Michael Reeves; the head of theology at UCCF (University and Colleges Christian Fellowship) further challenged us, to consider whether we are preaching A TRINITARIAN GOSPEL. Mike provoked us to consider that “When our gospel is not robustly Trinitarian we are not specifically and robustly Christian. Ann Holt is the Director of External relations and Bible Society and made a clear plea that our gospel isA BIBLICAL GOSPEL that tells the whole story of Jesus as part of the whole story of the Bible. We often “start the story too late.”
After hearing these lightning talks (10 min each) there was time to discuss the issues together in smaller groups. The recommendations from these groups included:
1.We want to hold on to the particularity of the historical revelation of God by focussing on the story of Jesus when we present the gospel.
2.We need to be clear about calling people to personal repentance but also to turn away from every aspect of our cultures that denies God.
3.We need to tell more of the biblical story – we cannot reduce the gospel to the gospels – but at some stage we must tell the whole big story of scripture.
4.We must make sure our gospel is truly Trinitarian; we are drawing people into personal relationship not just to God but to the Trinity.
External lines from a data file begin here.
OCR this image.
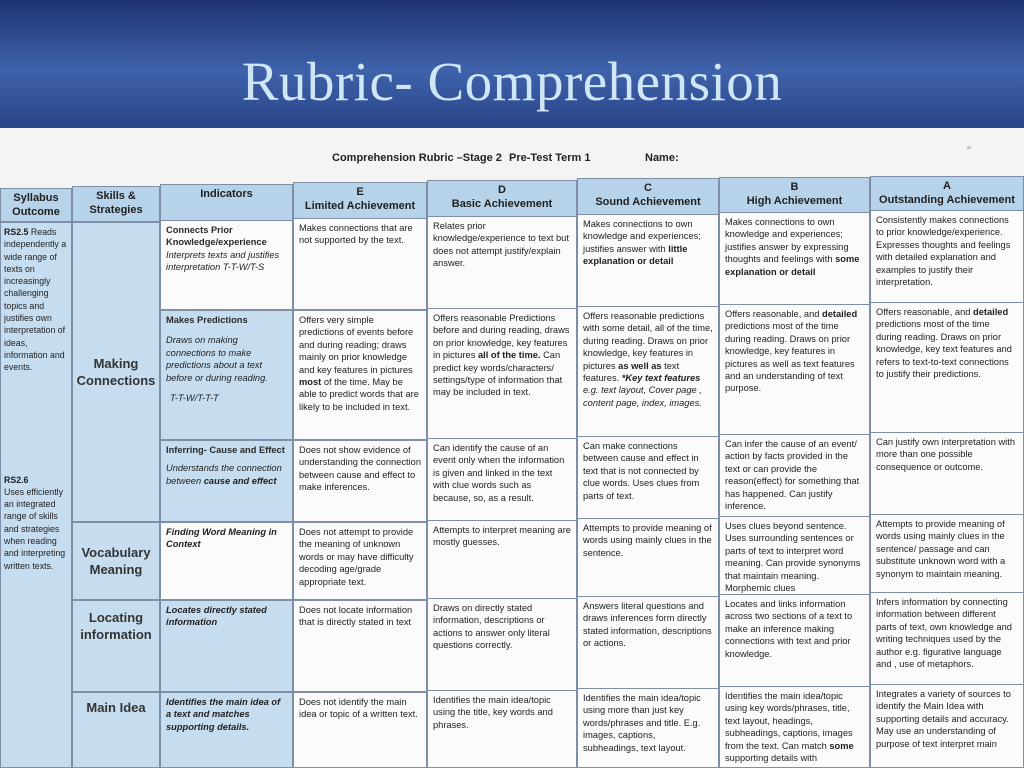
Rubric- Comprehension
Comprehension Rubric –Stage 2 Pre-Test Term 1	Name:
Syllabus
Outcome
Skills &
Strategies
Indicators	E
Limited Achievement
D
Basic Achievement
C
Sound Achievement
B
High Achievement
A
Outstanding Achievement
RS2.5 Reads independently a wide range of texts on increasingly challenging topics and justifies own interpretation of ideas, information and events.
RS2.6
Uses efficiently an integrated range of skills and strategies when reading and interpreting written texts.
Making Connections
Vocabulary Meaning
Locating information
Main Idea
Connects Prior Knowledge/experience
Interprets texts and justifies interpretation T-T-W/T-S
Makes connections that are not supported by the text.
Relates prior knowledge/experience to text but does not attempt justify/explain answer.
Makes connections to own knowledge and experiences; justifies answer with little explanation or detail
Makes connections to own knowledge and experiences; justifies answer by expressing thoughts and feelings with some explanation or detail
Consistently makes connections to prior knowledge/experience. Expresses thoughts and feelings with detailed explanation and examples to justify their interpretation.
Makes Predictions
Draws on making connections to make predictions about a text before or during reading.
T-T-W/T-T-T
Offers very simple predictions of events before and during reading; draws mainly on prior knowledge and key features in pictures most of the time. May be able to predict words that are likely to be included in text.
Offers reasonable Predictions before and during reading, draws on prior knowledge, key features in pictures all of the time. Can predict key words/characters/ settings/type of information that may be included in text.
Offers reasonable predictions with some detail, all of the time, during reading. Draws on prior knowledge, key features in pictures as well as text features. *Key text features e.g. text layout, Cover page , content page, index, images.
Offers reasonable, and detailed predictions most of the time during reading. Draws on prior knowledge, key features in pictures as well as text features and an understanding of text purpose.
Offers reasonable, and detailed predictions most of the time during reading. Draws on prior knowledge, key text features and refers to text-to-text connections to justify their predictions.
Inferring- Cause and Effect
Understands the connection between cause and effect
Does not show evidence of understanding the connection between cause and effect to make inferences.
Can identify the cause of an event only when the information is given and linked in the text with clue words such as because, so, as a result.
Can make connections between cause and effect in text that is not connected by clue words. Uses clues from parts of text.
Can infer the cause of an event/ action by facts provided in the text or can provide the reason(effect) for something that has happened. Can justify inference.
Can justify own interpretation with more than one possible consequence or outcome.
Finding Word Meaning in Context
Does not attempt to provide the meaning of unknown words or may have difficulty decoding age/grade appropriate text.
Attempts to interpret meaning are mostly guesses.
Attempts to provide meaning of words using mainly clues in the sentence.
Uses clues beyond sentence. Uses surrounding sentences or parts of text to interpret word meaning. Can provide synonyms that maintain meaning. Morphemic clues
Attempts to provide meaning of words using mainly clues in the sentence/ passage and can substitute unknown word with a synonym to maintain meaning.
Locates directly stated information
Does not locate information that is directly stated in text
Draws on directly stated information, descriptions or actions to answer only literal questions correctly.
Answers literal questions and draws inferences form directly stated information, descriptions or actions.
Locates and links information across two sections of a text to make an inference making connections with text and prior knowledge.
Infers information by connecting information between different parts of text, own knowledge and writing techniques used by the author e.g. figurative language and , use of metaphors.
Identifies the main idea of a text and matches supporting details.
Does not identify the main idea or topic of a written text.
Identifies the main idea/topic using the title, key words and phrases.
Identifies the main idea/topic using more than just key words/phrases and title. E.g. images, captions, subheadings, text layout.
Identifies the main idea/topic using key words/phrases, title, text layout, headings, subheadings, captions, images from the text. Can match some supporting details with
Integrates a variety of sources to identify the Main Idea with supporting details and accuracy. May use an understanding of purpose of text interpret main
It is only as we are clear about the Trinity that we will be clear about the atonement. The Trinity also allows us to understand grace and adoption clearly.
5.As we stay faithful to the apostolic gospel we must be clear to tell the whole multifaceted story of Jesus.
6.The outworking of the gospel is not just intellectual assent but a life well lived.
We closed off the day with an emphasis on A MORE EXPANSIVE GOSPEL which Dr Steve Holmes from St Andrews University expounded and AN ATHENIAN GOSPEL based on an exposition of Acts 17 from Dr Daniel Strange who argued for the need to tackle the idolatry of our cultures.